MERGER WATCH I: American and TWA Go Down to the Wire
A judge in the TWA bankruptcy case may rule on a winning bidder for the airline's key assets as early as this weekend. American Airlines is still the front runner, but an investment group with the financial backing of TWA's former owner, corporate raider Carl Icahn, has made an offer. That group wants to keep TWA independent, but its bid requires concessions from TWA's workers, an unlikely scenario given labor's abhorrence of Icahn. Meanwhile, bad news for lifetime members of TWA's Ambassadors Club. American says it will only offer those flyers a two-year membership in the American Admirals club. However, American says it will honor annual and multi-year Ambassadors Club memberships for their full terms. An international flap has developed over American's plan to drop TWA's New York-Tel Aviv route. American claims the route isn't financially feasible, but TWA's Israeli workers insist the service is profitable. That has led some critics to suggest American is caving to pressure from Arab states while others contend that American simply doesn't want to deal with Israel's combative labor unions.
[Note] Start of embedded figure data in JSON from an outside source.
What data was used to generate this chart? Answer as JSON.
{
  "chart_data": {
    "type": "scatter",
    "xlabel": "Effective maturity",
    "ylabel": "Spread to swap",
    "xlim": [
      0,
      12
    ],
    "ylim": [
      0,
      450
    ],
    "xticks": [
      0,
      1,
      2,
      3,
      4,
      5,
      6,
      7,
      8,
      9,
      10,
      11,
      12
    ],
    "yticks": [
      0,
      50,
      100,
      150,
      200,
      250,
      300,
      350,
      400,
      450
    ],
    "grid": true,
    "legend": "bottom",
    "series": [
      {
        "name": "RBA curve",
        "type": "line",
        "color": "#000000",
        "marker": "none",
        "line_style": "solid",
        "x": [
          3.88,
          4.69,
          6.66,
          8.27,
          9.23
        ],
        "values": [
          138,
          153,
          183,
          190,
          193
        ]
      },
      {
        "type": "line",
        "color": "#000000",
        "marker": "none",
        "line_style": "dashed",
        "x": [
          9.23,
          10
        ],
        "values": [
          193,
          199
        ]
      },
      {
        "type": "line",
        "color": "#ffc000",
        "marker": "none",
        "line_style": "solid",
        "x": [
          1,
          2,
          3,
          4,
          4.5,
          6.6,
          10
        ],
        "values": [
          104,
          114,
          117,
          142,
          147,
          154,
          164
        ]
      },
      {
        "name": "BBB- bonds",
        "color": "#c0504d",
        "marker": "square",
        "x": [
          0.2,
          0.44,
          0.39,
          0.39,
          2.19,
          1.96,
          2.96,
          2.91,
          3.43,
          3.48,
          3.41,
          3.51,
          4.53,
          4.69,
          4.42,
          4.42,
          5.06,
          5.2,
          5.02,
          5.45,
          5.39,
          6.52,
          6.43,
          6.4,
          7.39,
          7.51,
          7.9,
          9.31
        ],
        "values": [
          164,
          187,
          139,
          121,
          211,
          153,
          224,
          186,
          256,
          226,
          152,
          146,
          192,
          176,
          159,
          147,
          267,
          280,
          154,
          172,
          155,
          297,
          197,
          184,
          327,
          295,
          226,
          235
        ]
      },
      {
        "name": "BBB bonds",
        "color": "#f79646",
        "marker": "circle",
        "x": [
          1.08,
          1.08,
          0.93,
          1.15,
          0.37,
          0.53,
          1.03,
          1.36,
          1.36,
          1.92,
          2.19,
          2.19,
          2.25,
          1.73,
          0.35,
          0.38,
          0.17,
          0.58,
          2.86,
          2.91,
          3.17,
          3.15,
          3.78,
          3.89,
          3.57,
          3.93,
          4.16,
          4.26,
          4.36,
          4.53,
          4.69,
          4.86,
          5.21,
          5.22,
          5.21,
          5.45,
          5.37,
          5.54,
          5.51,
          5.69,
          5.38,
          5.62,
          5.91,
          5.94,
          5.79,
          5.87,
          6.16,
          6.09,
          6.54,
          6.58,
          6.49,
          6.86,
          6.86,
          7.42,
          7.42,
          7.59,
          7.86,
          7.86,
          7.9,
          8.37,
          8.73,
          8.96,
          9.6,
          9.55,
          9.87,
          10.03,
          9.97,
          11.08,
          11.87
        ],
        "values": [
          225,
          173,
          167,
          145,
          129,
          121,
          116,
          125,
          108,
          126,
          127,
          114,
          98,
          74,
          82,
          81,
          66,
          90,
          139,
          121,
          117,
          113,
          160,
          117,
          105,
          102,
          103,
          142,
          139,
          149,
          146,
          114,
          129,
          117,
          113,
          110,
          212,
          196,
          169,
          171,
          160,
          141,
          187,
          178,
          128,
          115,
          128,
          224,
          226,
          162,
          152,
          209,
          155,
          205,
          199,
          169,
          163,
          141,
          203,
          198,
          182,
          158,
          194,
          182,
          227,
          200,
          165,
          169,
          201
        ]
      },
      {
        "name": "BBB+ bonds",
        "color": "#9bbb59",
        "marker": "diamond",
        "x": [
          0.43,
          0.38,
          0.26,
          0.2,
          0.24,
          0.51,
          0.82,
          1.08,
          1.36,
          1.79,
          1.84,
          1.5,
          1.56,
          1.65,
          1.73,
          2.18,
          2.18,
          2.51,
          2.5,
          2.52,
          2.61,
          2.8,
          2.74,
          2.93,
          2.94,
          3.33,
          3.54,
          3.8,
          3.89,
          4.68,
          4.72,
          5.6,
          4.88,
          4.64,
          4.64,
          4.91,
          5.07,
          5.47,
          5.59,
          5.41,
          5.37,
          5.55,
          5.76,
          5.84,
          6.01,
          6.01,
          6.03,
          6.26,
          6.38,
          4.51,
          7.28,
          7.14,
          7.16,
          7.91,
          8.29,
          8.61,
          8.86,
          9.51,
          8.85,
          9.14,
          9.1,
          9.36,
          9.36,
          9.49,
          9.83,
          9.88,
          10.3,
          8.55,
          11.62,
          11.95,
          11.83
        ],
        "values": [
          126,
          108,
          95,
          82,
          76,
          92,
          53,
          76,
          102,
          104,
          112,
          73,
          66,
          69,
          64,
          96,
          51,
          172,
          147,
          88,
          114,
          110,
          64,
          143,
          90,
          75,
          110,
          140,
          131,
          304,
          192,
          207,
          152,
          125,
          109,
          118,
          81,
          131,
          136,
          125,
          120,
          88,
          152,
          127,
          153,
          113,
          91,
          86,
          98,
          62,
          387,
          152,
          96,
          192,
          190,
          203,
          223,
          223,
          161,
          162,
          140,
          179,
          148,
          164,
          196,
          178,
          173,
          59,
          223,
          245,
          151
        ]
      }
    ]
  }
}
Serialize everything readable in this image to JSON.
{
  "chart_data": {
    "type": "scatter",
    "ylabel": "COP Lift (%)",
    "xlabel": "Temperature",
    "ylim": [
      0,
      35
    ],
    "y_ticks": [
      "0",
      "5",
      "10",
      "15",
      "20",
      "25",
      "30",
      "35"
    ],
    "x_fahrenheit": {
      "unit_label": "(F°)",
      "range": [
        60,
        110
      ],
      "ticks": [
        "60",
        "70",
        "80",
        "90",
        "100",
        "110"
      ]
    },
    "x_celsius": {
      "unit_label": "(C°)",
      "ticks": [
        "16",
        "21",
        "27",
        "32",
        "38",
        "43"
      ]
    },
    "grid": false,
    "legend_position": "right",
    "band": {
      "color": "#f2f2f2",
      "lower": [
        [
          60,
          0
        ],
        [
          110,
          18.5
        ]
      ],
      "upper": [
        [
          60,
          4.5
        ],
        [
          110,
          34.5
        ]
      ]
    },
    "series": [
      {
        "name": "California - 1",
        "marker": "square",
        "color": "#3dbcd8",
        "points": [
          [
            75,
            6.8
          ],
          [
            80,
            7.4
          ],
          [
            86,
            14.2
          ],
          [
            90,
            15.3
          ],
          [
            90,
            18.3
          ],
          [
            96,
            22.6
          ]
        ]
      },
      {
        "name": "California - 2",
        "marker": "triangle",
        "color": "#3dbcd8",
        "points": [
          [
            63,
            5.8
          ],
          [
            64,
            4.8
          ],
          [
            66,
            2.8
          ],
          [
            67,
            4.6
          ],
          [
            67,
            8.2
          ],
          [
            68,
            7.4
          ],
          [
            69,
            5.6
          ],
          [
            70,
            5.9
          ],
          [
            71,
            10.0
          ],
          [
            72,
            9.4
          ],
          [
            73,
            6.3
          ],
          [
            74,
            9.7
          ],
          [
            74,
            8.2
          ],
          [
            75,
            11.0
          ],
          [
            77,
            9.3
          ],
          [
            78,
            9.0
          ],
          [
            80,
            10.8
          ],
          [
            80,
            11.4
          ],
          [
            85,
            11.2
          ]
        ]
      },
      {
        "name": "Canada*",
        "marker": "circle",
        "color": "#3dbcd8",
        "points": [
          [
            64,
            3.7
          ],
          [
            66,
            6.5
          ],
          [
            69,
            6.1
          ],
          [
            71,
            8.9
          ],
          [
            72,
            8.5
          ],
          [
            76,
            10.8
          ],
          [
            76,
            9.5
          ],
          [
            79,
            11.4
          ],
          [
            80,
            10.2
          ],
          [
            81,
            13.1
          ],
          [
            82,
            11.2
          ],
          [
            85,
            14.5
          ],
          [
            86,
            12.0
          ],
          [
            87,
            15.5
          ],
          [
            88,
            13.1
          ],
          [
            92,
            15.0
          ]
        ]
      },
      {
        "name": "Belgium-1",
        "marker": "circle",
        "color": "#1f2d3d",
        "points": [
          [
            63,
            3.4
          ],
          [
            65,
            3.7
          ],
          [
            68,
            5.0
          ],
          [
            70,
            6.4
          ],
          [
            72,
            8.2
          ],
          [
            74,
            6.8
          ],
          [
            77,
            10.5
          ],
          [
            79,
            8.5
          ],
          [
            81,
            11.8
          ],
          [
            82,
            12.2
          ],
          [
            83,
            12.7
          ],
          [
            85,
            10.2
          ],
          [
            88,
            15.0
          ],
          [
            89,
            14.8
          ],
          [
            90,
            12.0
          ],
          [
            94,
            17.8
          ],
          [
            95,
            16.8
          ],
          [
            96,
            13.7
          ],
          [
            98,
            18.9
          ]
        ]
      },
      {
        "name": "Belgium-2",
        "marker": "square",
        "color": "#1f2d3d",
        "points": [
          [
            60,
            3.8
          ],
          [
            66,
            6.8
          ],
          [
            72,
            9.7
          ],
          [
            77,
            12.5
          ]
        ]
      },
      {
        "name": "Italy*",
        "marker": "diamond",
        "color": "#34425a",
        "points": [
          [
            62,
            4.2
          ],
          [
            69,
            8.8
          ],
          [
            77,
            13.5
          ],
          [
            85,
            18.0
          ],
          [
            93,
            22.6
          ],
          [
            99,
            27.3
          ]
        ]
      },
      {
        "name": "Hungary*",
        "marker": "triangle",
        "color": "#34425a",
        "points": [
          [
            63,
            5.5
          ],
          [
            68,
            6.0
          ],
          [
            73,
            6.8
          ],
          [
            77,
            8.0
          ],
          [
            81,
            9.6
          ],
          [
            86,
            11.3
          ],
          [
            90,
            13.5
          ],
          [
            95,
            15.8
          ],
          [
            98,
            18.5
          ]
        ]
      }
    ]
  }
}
MERGER UPDATE II: United Backtracks Again on US Airways Deal
When it first announced the deal last May, United boasted its proposed purchase of US Airways raised virtually no regulatory concerns. But pressure from the Clinton Administration's Justice Department led United to push back its completion date to April 2. Now United has had to backtrack again because the Bush Administration's Justice Department has questions about the peculiar deal where United and American would jointly operate what is now the US Airways Shuttle. United now has no firm date for the merger. United's labor unions are also pressing the airline over the merger. Mechanics and flight attendants, who are attempting to negotiate their own contracts, also want protection against layoffs and forced relocations should the US Airways purchase be completed. Meanwhile, United has agreed to sell the commuter carriers comprising US Airways Express if the merger is approved.

WEEKLY WONDER: A Fourth-Class Deal to China
China Southern Airlines (888-338-8988) is one of the growing number of carriers flying a fourth class of service, which offers more legroom and more perks than coach, but fewer frills and lower prices than business class. To promote its version of fourth class, called Premium Economy, China Southern is offering a $1,400 roundtrip fare on its Boeing 777 nonstops between Los Angeles and Guangzhou. Premium Economy offers 40-inch seat pitch, personal video screens and increased aisle and overhead storage space. The fare is valid through May 31.